Weißt Du, ich glaube, daß im Grunde jede Geschichte von Betroffenen sehr schlimm ist. Deswegen würd ich meine auch nicht mit anderen vergleichen wollen.

Die Frage ist, ob man es schafft, trotz und auch mit dieser Geschichte ein lebenwertes Leben zu führen, in dem neben all dem Leid auch Freude und Positives Platz haben darf. In dem das Leid und Leiden zwas ihren Platz haben, es aber nicht dominieren. In dem man sich trotzdem entfalten kann und sein Leben so gestalten, wie man es gerne möchte. In dem man sich selbst entscheiden kann, was man möchte und was nicht. Indem man selbst lebt und nicht gelebt wird. Usw. ...
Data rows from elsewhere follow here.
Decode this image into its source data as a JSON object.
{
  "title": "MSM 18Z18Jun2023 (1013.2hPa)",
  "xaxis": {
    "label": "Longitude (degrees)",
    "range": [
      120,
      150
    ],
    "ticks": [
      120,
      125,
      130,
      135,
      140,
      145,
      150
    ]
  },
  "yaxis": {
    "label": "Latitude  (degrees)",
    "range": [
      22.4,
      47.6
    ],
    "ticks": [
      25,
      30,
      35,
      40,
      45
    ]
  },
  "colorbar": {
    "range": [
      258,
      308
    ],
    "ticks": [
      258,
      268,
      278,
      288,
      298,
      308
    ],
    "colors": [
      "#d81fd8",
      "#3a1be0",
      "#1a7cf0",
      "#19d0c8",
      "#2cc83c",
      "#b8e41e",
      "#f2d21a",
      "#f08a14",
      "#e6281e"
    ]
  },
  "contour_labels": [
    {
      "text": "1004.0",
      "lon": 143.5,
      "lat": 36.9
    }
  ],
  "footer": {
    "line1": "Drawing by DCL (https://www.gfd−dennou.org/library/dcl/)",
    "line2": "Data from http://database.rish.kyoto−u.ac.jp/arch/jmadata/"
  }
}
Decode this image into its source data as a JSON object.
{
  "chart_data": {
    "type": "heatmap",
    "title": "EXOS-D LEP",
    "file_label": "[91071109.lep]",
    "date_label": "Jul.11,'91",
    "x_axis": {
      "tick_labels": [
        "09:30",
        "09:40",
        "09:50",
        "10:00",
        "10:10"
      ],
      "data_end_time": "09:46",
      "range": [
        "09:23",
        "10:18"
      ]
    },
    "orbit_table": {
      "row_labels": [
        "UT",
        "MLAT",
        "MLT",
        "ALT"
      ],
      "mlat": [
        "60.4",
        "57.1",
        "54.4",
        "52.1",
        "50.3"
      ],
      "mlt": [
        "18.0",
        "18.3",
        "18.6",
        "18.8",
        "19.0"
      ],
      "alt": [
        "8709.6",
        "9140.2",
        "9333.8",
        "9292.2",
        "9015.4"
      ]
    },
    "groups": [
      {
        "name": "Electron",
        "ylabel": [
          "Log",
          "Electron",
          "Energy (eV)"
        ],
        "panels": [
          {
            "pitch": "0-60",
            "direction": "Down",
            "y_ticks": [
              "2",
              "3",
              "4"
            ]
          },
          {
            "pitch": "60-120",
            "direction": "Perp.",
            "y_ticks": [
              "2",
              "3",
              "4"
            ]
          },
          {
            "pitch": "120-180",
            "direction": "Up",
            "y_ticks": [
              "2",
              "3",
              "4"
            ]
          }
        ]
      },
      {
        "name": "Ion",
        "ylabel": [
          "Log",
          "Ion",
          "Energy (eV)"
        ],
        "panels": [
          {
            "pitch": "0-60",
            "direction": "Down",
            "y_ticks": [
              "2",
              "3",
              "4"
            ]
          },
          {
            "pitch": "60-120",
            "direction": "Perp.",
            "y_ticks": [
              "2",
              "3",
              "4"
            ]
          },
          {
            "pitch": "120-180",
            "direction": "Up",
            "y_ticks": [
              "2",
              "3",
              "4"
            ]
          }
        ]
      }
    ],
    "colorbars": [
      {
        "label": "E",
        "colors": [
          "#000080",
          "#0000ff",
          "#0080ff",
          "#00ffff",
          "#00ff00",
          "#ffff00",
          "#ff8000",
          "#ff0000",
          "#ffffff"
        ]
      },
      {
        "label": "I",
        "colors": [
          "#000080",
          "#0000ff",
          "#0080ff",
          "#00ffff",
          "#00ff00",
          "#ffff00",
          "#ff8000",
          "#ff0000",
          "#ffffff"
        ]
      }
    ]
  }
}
Deine Geschichte hört sich auch nicht schön an, bis auf daß Du zwischendurch gute Zeiten hattest. Das hat Dich wahrscheinlich gerettet, denn durch dieses Erleben konntest Du ein gewisses Vertrauen entwickeln, daß es auch das Gute gibt, daß es Dir auch gut gehen darf, daß die schlechten Zeiten immer wieder ein Ende haben, ... Oder liege ich da falsch ?
Das ist bei mir anders gelaufen. Ich habe von Anfang an kein Urvertrauen erlebt und so fällt es mir bis hute schwer, zu vertrauen. Es ist zwar schon besser geworden, aber eben immer noch so, daß ich ein Problem damit habe. Z.B. kann es mitunter sehr lange dauern, bis ich einem Menschen ( gerade auch Therapeuten ) wirklich vertrauen kann.

Im Grunde wundere ich mich selbst, daß ich selbst nicht in einer Sucht gelandet bin. Wobei man meine Art von Selbstverletzung durchaus vergleichen könnte. Diese Zeit war sehr schlimm, aber mittlerweile habe ich mich davon Gott sei Dank distanzieren können und bin im 5-ten Jahr clean.

Du hast die vergangenen Jahre sehr viel Belastendes erlebt. Da ist es nicht wirklich verwunderlich, daß Dir die Kraft ausgeht und Du nicht mehr kannst. Hast Du denn Freunde, Menschen, die Dir gut tun und die Dich im Ernstfall auch mal unterstützen ? Wie ist die Beziehung zu Deinen KIndern ? Mußt natürlich nicht antworten, nur wenn Du magst. ...

Ich wünsche Dir jedenfalls von Herzen, daß Ruhe einkehrt und Du Dich erholen und neue Kraft schöpfen kannst. Ja und natürlich, daß Du den Absprung von deb Benzos schaffst. Möchte Dir dazu Mut machen.